Sunday, March 7, 2010

Message to Superannuitants re Tax Changes

Recently, in a speech to North Shore Grey Power, John Key outlined how tax changes would increase incomes for superannuitants.
The National-led Government is considering across-the-board personal tax cuts and changes to property tax as part of a tax package that might include a rise in GST from 12.5 per cent to 15 per cent.
If the Government decides to increase GST, Superannuation payments will immediately rise in two separate ways.
1. Superannuitants would get an income tax cut, which would apply both to Superannuation and to any other income they receive, such as interest, dividends, or part-time earnings.

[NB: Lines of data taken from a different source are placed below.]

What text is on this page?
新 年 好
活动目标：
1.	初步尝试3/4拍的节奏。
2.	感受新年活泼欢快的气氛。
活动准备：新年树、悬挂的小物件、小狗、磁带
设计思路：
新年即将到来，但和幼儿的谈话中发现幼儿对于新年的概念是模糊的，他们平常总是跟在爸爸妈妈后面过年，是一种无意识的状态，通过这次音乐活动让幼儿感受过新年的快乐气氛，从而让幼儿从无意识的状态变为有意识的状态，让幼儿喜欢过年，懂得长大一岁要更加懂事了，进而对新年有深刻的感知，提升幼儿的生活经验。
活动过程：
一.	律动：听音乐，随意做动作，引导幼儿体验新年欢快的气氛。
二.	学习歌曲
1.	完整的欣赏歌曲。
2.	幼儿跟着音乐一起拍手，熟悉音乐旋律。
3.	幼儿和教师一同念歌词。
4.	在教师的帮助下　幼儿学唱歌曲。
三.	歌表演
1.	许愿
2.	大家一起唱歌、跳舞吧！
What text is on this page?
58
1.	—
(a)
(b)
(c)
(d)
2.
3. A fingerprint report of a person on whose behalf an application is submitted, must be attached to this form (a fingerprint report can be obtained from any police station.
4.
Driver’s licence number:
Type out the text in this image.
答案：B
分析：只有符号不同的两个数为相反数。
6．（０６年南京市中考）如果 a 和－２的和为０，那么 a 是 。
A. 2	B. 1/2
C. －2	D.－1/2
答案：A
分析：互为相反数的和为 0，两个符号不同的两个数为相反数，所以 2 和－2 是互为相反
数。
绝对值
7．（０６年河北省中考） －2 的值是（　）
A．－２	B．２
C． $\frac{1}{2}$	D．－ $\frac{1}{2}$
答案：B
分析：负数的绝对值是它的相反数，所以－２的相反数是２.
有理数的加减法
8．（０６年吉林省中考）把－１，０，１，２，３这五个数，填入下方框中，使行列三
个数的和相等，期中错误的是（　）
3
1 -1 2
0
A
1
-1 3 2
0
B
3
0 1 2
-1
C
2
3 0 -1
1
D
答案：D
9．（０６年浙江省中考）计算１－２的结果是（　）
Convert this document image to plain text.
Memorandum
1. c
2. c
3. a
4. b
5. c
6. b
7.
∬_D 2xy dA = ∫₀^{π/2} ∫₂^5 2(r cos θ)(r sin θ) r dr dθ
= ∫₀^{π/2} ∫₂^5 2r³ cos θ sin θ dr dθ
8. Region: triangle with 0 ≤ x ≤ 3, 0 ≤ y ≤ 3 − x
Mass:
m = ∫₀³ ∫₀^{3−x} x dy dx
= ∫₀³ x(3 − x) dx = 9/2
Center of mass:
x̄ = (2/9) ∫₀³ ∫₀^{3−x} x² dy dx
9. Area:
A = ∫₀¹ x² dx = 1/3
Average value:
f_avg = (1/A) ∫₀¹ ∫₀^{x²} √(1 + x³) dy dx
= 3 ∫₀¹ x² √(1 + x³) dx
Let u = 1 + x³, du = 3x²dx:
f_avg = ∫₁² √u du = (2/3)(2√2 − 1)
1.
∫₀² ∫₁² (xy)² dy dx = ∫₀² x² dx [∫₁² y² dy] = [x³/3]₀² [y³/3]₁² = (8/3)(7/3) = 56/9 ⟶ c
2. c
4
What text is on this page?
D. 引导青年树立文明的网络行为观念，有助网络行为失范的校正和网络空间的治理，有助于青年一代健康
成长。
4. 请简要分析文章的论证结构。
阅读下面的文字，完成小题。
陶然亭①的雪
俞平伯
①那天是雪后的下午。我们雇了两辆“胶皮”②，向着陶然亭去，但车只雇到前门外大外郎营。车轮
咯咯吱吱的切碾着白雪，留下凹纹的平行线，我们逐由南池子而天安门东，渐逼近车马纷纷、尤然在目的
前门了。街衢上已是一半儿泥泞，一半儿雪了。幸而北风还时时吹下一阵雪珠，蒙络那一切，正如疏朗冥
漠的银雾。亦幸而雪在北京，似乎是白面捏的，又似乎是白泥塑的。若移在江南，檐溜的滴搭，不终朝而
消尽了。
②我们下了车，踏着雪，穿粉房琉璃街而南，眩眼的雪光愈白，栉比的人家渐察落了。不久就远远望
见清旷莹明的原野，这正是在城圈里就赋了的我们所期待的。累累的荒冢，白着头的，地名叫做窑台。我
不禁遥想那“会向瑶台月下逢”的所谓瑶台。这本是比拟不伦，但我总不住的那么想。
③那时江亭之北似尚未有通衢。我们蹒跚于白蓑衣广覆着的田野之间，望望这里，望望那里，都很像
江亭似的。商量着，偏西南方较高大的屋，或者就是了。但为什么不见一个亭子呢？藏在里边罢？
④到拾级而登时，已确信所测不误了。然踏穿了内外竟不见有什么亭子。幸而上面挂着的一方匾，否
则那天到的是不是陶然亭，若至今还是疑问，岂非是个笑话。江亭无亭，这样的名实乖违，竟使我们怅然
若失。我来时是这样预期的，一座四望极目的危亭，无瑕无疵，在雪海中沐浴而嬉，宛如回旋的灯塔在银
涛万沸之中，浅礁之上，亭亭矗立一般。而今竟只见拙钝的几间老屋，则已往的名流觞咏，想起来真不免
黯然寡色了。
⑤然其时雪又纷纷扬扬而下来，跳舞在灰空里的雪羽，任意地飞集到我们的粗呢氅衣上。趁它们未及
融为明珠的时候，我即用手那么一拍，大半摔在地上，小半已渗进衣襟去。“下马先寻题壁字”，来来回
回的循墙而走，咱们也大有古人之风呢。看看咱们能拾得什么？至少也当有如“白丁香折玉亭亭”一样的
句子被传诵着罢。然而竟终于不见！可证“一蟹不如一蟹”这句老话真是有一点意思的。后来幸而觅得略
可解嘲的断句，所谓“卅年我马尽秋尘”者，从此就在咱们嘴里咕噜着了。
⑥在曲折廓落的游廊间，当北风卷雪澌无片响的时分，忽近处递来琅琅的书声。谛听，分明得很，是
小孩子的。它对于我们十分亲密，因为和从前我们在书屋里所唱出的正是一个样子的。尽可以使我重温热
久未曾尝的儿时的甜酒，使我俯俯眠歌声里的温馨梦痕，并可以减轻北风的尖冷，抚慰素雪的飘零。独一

2. On top of this tax cut, Superannuation payments would be increased up front, by just over 2 per cent, to reflect the general rise in prices. The increase in Super payments would be immediate from the day GST went up, without waiting for the usual annual inflation adjustment.
This double-whammy increase means that superannuitants would have their incomes lifted quite significantly, and at a rate that exceeds the increase in prices.
In addition to the two immediate increases, across-the-board tax cuts would lift the after-tax average wage – raising the floor for Superannuation payments, which are linked to 66 per cent of the after-tax average wage. In his speech, the Prime Minister also reiterated that National is committed to maintaining Super payments linked to 66 per cent of the after-tax average wage from age 65.